# FS-90R trimmer troubles



## NuclearNick (Mar 20, 2017)

Hello, new member here so be kind...

I have two FS-90R trimmers, both about 5 years old. Have had pretty good luck with them over the years, but in the last year they have been getting harder to start and keep running. Just dusted them both off for the spring, put in new fuel (with 2 cycle oil), checked spark plugs (new last year), reset governor to factory settings (both H & L: to 3/4 turn open), cleaned air filter). For clarity, I'll call them trimmer A and trimmer B:

Trimmer A: Starts easily in full choke, continues to run when choke put in run, but dies in about 5 seconds regardless of throttle position.

Trimmer B: Starts easily in full choke, runs great under load in run at full throttle. But after about a minute of run time, slows down and dies.

Recommendations? I'm handy and can repair, but I am admittedly not a small engine mechanic so could use any pointers from the crowd. Trying to avoid several hundred dollars of labor at the local Stihl dealer...

Thanks!


----------



## Bedford T (Mar 20, 2017)

Do you use corn gas?
Was there gas in tank?
Are air filters clean?
Was the rubber replaces like fuel lines impulse line replaced within 2 years using corn ?

If you answer yes once excluding the filter, I would do a pressure vac test, if you say you can't I would say replace the rubber and then replace the carbs if you still have issues. And enjoy your trimmers.


----------



## NuclearNick (Mar 20, 2017)

Thanks Bedford T:

- never buy ethanol, just using regular unleaded + stihl 2 cycle (orange bottle)
- good question about gas in the tank, but yes
- yes, air filters clean, I actually removed them entirely and got the same engine response (then put them back on)
- I haven't replaced any fuel lines. I'm assuming I can buy the line at the dealer by the foot or something. Any particular lines suspect?

Regarding carb replacement - is the carb a plug & play install (just bolt it on)? Or will some setup / tuning be required? Wondering if this is a job for the pros or if a hack like me can do this reliably.

Cheers,


----------



## Bedford T (Mar 20, 2017)

You need it tested but based on your statements all rubber should be replaced as well. Your carb should be tuned. You might want someone with the tools to do it. Nice trimmers.


----------



## DND 9000 (Mar 20, 2017)

Also check and adjust the valve clearance of the inlet and outlet valve. Might be out of specification. (Valve clearance is 0.004 inch (0,1mm) on both valves) It`s also possible that the valves have carbon built up, because you write that you use the orange bottle 2 cycle Stihl oil. (As I know, this is the mineral HP oil). Stihl says that all 4 Mix engines should be run with the fully synthetic HP Ultra, because of carbon build up on the valves and valve seats. I would also replace the fuel filter in the tank and carburetor and give the carb a ultrasonic clean and install new diaphragms and gaskets.


----------



## NuclearNick (Mar 25, 2017)

Good news & not so good news...

Picked up new carburetors from the local dealer (about $40 apiece but saves me a lengthy rebuild). First trimmer runs like a champ.

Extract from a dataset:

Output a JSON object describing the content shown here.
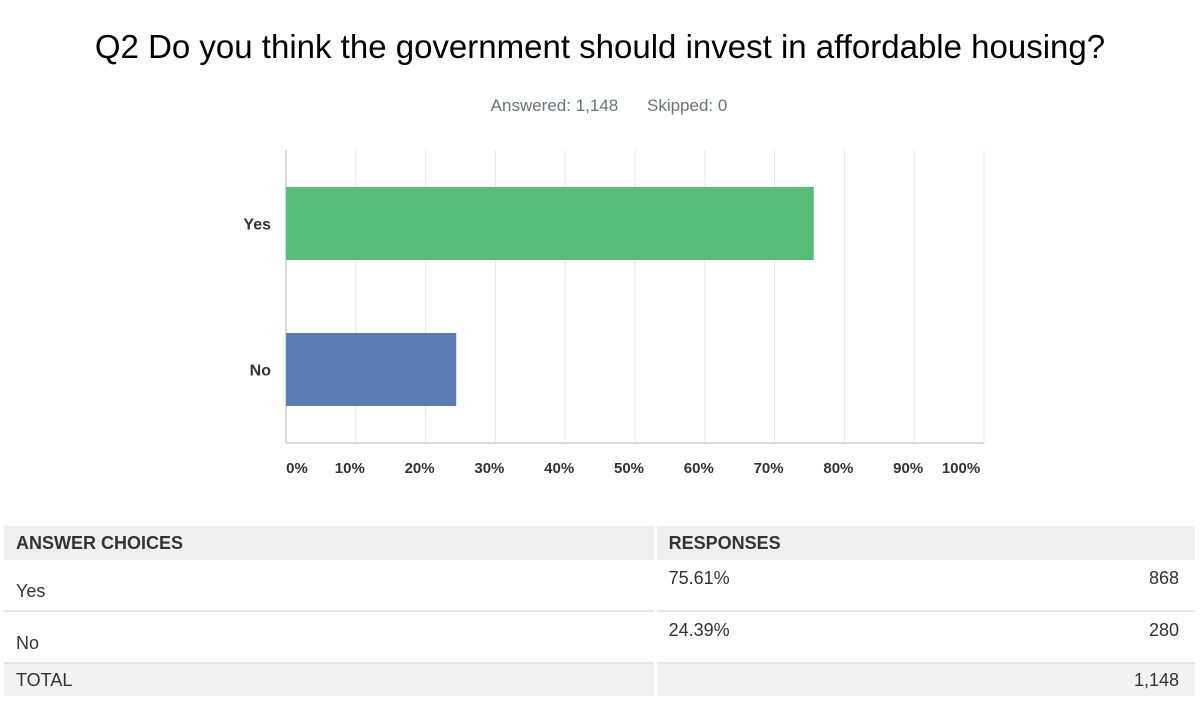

Second trimmer threw me a new curve ball. Apparently during all my bumping around, the fuel line fell off inside the fuel tank (it's laying in the bottom). Tried to pry off the little plug the fuel lines go through, and the dumb little plastic tab snapped off (see picture attached). Anyone have tricks for reattaching the fuel line without pulling the plug? Any tips on removing the fuel tank? Looks like it is formed in 2 pieces and could be removed and split, but not sure if that's a bad idea or not.

Also couldn't find this little plug on amazon or ebay anywhere, wondering if it is even sold separate from the tank?

Would appreciate any tips from the crowd...

Thanks, Nick


----------



## Bedford T (Mar 25, 2017)

Yes you empty the tank and pull straight up on plug. The dealer will have a replacement. I think it comes with an O-Ring if it does not get one. Put a little mix oil on it so you can push it back in and the fuel will dilute it. Replace the part in the tank too


----------



## DND 9000 (Mar 26, 2017)

The connector that you need is part no. 4180 350 1402 and comes with the o ring. Use Press fluid OH 723 part no. 0781 957 9000 to install the new connector. As I see from your picture, you have the old style position 90° angle of the connector element on your fuel tank. That means you need 2 fuel lines that have to be cut to lenght. I don`t know which carburetor you got from your dealer, but I think you got the new version with barbed connector. Because of the fuel line lenght see file attached what you need. I would also replace the pickup body in the tank part no. 0000 350 3502 and put in a new hose in the tank from the pickup body to the connector. This tank inside hose is sold seperatly and has no part number.


----------